Calls are ranked 1, 2, and 3, depending on severity, and ALS units are always dispatched to rank 1 calls. Rank 2 and 3 may be handled by basic life support units, such as Wakefield Ambulance. ALS calls are dispatched based on the available unit closest to the call, but Basic Life Support service calls may go to either type of unit, depending on availability. Wakefield works with Susquehanna Valley and has a joint billing agreement with the agency, but it does not have an agreement with LEMSA.

May discredits rumors that LEMSA is not willing to work with Wakefield.

"I am willing, if it's a traditional joint billing arrangement, to do joint billing," May said.

Area supervisors in Fulton and Colerain townships have passed motions in support of Susquehanna Valley. One factor they have discussed in making their decisions is the desire to keep Wakefield Ambulance viable.

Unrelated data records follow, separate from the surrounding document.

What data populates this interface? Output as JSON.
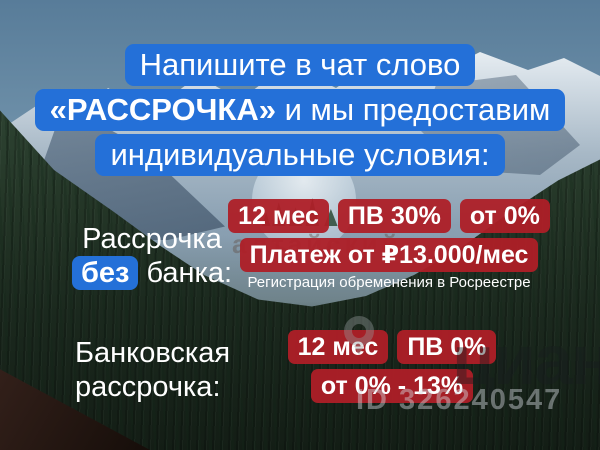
{
  "header": {
    "line1": "Напишите в чат слово",
    "line2_bold": "«РАССРОЧКА»",
    "line2_rest": " и мы предоставим",
    "line3": "индивидуальные условия:"
  },
  "no_bank_section": {
    "label_line1": "Рассрочка",
    "label_word_highlight": "без",
    "label_line2_rest": " банка:",
    "badges_row1": [
      "12 мес",
      "ПВ 30%",
      "от 0%"
    ],
    "badge_row2": "Платеж от ₽13.000/мес",
    "caption": "Регистрация обременения в Росреестре"
  },
  "bank_section": {
    "label_line1": "Банковская",
    "label_line2": "рассрочка:",
    "badges_row1": [
      "12 мес",
      "ПВ 0%"
    ],
    "badge_row2": "от 0% - 13%"
  },
  "watermarks": {
    "background_text": "алтайский",
    "brand": "циан",
    "listing_id": "ID 326240547"
  },
  "colors": {
    "accent_blue": "#2470d8",
    "badge_red": "#ae1f27",
    "text_white": "#ffffff"
  }
}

Working out an answer for the region is not coming easily to the Intermunicipal Council.

"It's really complicated. It seems to me ... we need to get all parties who provide EMS service of any kind in the same room and have them hammer something out even if it takes 10 meetings," Bart Township Supervisor Calvin Keene said.

Keene was named to be one of the members of a committee that will do just that, then make a recommendation to the council.

LEMSA's May encouraged the group to select his agency.

"I don't know why this is a tough decision," May said. "I'm offering you more than you have now."

The Intermunicipal Council's committee will meet on Tuesday, April 30, to talk more about the issue, which will likely be discussed again at the full group's next meeting on May 21.